Хокинс сидел в зале. Он обладал простоватой наружностью,
— Снова пришли терзать меня, — хныкал он. — Я пережил такой шок, мне нужен врач, а вместо этого я подвергаюсь ужасному обращению. Я буду жаловаться. Вы должны отпустить меня домой.
— Скоро отпустим, — пообещал Аллейн. — Даже отвезем, после того как вы мне спокойно расскажете о том, что произошло.
— Я уже рассказывал! Сколько можно!
— Погодите, я понимаю, что вы чувствуете себя ужасно, и с нашей стороны неприлично вас задерживать, но, видите ли, мы надеемся на вашу помощь.
— Не надо мне зубы заговаривать. Знаю я полицейских. Сначала они говорят о помощи, а потом — бац! — суют тебе под нос расписку о невыезде.
— Нет, этого не будет. Послушайте… Я сейчас расскажу, как я себе представляю случившееся, а вы исправите меня, если я ошибусь. Хорошо?
— Откуда я знаю, что вы там наговорите!
— Да никто вас ни в чем не подозревает, — вмешался Фокс. — Сколько можно повторять!
— Ничего, ничего, все в порядке, — успокаивающим тоном сказал Аллейн. — Теперь слушайте, Хокинс. Вы пришли в театр. Когда? Без десяти двенадцать?
Хокинс начал громогласно жаловаться на автобусы и грозу, но в конце концов ему пришлось признаться, что, когда проходил по улице Речников, он слышал, как часы пробили двенадцать.

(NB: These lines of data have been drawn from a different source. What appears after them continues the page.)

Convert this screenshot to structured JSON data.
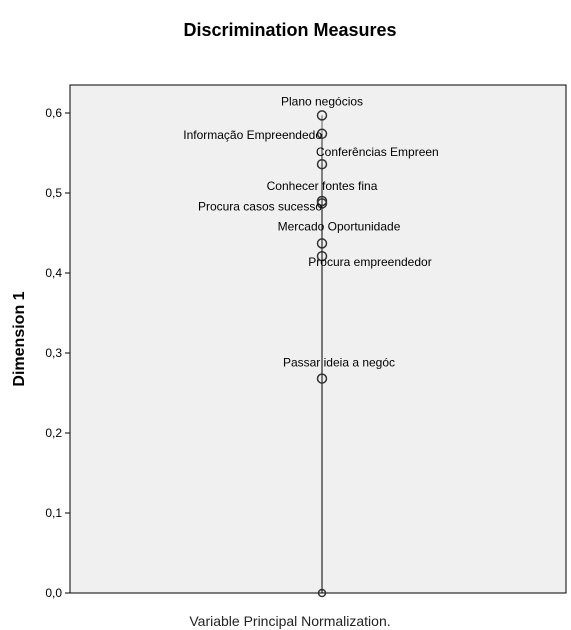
{
  "chart_data": {
    "type": "scatter",
    "title": "Discrimination Measures",
    "ylabel": "Dimension 1",
    "xlabel": "",
    "footer": "Variable Principal Normalization.",
    "ylim": [
      0.0,
      0.65
    ],
    "yticks": [
      0.0,
      0.1,
      0.2,
      0.3,
      0.4,
      0.5,
      0.6
    ],
    "ytick_labels": [
      "0,0",
      "0,1",
      "0,2",
      "0,3",
      "0,4",
      "0,5",
      "0,6"
    ],
    "grid": false,
    "legend": "none",
    "points": [
      {
        "label": "Plano negócios",
        "y": 0.597
      },
      {
        "label": "Informação Empreendedo",
        "y": 0.574
      },
      {
        "label": "Conferências Empreen",
        "y": 0.536
      },
      {
        "label": "Conhecer fontes fina",
        "y": 0.49
      },
      {
        "label": "Procura casos sucesso",
        "y": 0.487
      },
      {
        "label": "Mercado Oportunidade",
        "y": 0.437
      },
      {
        "label": "Procura empreendedor",
        "y": 0.421
      },
      {
        "label": "Passar ideia a negóc",
        "y": 0.268
      }
    ],
    "colors": {
      "plot_background": "#f0f0f0",
      "marker_stroke": "#333333",
      "line": "#000000"
    }
  }
}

— И вы вошли в театр через служебный вход. Кто вас впустил?
Оказалось, что никто не впускал. У Хокинса был ключ. Захлопнув за собой дверь, он свистнул и крикнул «привет». Довольно громко, как догадался Аллейн, поскольку Джоббинс был на посту на балконе, а Хокинс хотел дать ему знать о своем приходе, подозревая, что Джоббинс сыт по горло его опозданиями. Дверь он запер на замок и задвижку. Хокинс рассказывал неохотно, то и дело горестно жалуясь на судьбу. Постепенно он разгорячился и заявил, что случившееся наверняка самым ужасным образом скажется на всей его дальнейшей жизни. Аллейн слушал с неизменным сочувствием и интересом, подбадривая лестными замечаниями. Хокинс смотрел на суперинтенданта полными слез глазами. Он подошел к самой ужасной части своего повествования. В бутафорской было темно, поэтому он включил фонарик и прошел в зал. Там он сразу заметил тусклый свет в бельэтаже и увидел, к своему большому изумлению, Генри Джоббинса в новом ярком пальто, сидевшего в первом ряду бельэтажа.
— Вы нам об этом ничего не говорили! — воскликнул Гибсон.
— А вы не спрашивали.
Фокс и Гибсон тихо выругались.
— Продолжайте, — попросил Аллейн.
— Я сказал: «Это ты, Ген?» — а он ответил: «А кто же еще?» Тогда я извинился за опоздание и предложил выпить чаю, он согласился. Я пошел в бутафорскую и заварил чай.
— Сколько времени у вас на это ушло?
— Там стоит старый электрический чайник. Он медленно нагревается.